In the depths of the Depression, following the Wall Street crash of October 1929, only twenty-eight out of the eighty-six legitimate theatres on Broadway were still open, but Eugene O’Neill’s
Mourning Becomes Electra
had sold out even its top-of-the-range six-dollar seats. O’Neill had been confirmed as “the great US playwright, the man with whom true American theatre really begins,” long before
Mourning
, which premiered on October 26, 1931.
24
Curiously, however, it was not until the other end of the decade, by which time O’Neill had turned fifty, that his two great masterpieces,
The Iceman Cometh
and
Long Day’s Journey into Night
, were written. The intervening years have become known as “the Silence.” We shall see how wrong this epithet is.

More than for most artists, certain biographical details are crucial to understanding his work. He had lost his faith in the summer of 1903 when he suddenly refused to go to mass with his father, and insisted on transferring from a Catholic school to a secular one.
25
Thereafter he always felt there was a “spiritual vacancy” in his life and, as an adult, spoke of himself as a “Black Irishman,” one of the fallen, with a black soul.

When he was not yet fourteen, he found out that his own birth had precipitated a morphine addiction in his mother. He also discovered that his parents blamed their first son, Jamie, for infecting their second son, Edmund, with measles, from which he had died at the age of eighteen months. When, in 1902, Ella O’Neill ran out of morphine, she attempted suicide; this set off in Eugene, then in adolescence, a period of binge drinking and self-destructive behavior; he also began to hang around theatres (his father was an actor). After an unsuccessful marriage he attempted suicide himself, overdosing in a flophouse in 1911, after which he saw several psychiatrists; a year later his TB was diagnosed. In 1921, his father died tragically from cancer, his mother’s death following in 1922; his brother Jamie died twelve months after that from a stroke, which followed an alcoholic psychosis—he was forty-five.

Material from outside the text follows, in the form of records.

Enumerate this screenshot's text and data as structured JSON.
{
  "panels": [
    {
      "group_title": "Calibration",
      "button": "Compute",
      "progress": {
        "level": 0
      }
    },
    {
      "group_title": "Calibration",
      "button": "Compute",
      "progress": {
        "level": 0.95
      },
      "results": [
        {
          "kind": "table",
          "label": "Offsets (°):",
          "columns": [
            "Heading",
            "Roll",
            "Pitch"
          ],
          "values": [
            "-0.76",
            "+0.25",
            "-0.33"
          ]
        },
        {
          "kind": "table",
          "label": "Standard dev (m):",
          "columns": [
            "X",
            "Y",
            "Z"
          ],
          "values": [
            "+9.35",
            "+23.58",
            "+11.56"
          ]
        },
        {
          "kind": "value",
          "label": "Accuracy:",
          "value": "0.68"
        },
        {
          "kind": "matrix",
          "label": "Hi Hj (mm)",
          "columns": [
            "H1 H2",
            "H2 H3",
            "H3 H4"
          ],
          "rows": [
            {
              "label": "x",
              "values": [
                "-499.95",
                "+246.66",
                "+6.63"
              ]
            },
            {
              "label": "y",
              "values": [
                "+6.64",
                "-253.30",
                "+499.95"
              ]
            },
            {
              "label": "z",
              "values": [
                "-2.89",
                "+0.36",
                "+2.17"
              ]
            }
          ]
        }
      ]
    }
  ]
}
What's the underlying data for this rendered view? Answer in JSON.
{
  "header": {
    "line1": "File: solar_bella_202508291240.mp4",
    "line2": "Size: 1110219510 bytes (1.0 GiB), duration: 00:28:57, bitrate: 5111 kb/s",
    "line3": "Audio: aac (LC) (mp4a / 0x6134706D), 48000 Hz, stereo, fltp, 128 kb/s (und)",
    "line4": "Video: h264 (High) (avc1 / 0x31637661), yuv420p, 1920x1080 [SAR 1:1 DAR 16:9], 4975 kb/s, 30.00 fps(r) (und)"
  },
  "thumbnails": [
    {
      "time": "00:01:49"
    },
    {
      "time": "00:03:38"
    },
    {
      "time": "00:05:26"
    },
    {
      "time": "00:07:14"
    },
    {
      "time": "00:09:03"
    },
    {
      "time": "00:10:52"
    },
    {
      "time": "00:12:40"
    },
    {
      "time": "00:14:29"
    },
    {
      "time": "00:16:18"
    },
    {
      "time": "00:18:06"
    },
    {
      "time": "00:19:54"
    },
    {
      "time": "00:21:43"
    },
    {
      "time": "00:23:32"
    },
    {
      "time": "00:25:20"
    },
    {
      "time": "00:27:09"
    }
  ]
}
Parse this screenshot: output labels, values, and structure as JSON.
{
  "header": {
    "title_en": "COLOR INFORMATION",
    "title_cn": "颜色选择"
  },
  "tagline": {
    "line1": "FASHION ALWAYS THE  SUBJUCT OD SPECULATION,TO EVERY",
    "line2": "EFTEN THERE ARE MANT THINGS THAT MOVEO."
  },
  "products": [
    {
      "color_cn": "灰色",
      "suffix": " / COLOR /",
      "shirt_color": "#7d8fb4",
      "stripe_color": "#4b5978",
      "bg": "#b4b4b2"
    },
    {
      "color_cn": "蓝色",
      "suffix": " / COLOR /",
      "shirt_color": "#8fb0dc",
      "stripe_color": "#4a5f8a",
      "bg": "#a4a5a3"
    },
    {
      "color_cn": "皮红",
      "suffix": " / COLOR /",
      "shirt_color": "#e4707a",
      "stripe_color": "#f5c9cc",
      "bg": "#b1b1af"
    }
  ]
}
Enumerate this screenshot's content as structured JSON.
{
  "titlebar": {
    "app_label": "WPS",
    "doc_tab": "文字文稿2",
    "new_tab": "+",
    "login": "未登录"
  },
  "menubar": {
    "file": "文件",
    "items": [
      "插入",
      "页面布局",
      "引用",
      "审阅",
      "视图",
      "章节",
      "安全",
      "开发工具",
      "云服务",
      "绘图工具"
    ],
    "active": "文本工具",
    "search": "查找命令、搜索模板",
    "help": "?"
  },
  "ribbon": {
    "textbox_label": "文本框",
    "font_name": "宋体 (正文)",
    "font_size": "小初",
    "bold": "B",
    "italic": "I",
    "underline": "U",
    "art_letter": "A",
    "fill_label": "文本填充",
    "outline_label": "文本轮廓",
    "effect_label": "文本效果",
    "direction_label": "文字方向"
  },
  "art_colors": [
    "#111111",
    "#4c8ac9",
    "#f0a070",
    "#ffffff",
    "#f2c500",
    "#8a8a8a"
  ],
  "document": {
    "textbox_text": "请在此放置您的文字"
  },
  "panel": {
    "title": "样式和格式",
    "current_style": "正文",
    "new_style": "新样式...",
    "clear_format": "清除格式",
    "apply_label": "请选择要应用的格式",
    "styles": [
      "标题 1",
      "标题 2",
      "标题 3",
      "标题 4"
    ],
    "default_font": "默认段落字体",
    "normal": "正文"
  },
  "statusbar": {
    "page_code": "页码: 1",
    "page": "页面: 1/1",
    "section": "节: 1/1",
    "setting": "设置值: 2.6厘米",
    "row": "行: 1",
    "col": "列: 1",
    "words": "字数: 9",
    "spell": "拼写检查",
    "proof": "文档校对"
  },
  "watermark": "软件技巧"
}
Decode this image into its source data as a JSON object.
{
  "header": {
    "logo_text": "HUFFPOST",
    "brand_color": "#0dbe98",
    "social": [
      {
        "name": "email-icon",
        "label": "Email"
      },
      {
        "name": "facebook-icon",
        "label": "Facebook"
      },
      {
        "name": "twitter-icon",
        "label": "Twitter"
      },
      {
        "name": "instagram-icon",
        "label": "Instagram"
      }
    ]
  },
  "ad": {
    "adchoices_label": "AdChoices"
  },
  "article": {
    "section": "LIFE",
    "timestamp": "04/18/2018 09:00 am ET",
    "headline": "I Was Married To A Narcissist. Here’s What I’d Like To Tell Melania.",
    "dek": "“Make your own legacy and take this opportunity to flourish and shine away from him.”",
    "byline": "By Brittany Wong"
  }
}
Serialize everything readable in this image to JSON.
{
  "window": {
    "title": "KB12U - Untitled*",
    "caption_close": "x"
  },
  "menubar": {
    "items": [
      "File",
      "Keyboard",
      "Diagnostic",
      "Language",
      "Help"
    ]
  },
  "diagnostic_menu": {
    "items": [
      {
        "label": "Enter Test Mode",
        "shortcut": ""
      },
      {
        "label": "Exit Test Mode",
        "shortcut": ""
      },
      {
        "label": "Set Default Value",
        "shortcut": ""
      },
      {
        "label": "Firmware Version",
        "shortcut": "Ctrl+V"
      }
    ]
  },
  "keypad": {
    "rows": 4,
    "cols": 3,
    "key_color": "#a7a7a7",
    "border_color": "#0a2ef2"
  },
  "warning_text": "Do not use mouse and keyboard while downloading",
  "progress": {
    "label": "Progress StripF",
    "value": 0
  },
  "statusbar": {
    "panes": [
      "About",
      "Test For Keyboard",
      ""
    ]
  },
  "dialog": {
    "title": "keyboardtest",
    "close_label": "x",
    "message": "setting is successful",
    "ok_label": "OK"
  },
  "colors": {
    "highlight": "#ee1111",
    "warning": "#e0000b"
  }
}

O’Neill had intended to study science at Princeton, but in college he was greatly influenced by his discovery of Nietzsche (his “literary idol,” as he put it), and adopted an approach to life that his biographer calls “scientific mysticism.” He was eventually removed from the course because he attended so few classes. He began writing in 1912, as a journalist, but before long turned to plays. Autobiography apart, his dramatic philosophy may be inferred from his verdict on the United States: America, “instead of being the most successful country in the world, is the greatest failure. It’s the greatest failure because it was given everything, more than any other country . . . its main idea is that everlasting game of trying to possess your own soul by the possession of something outside it.”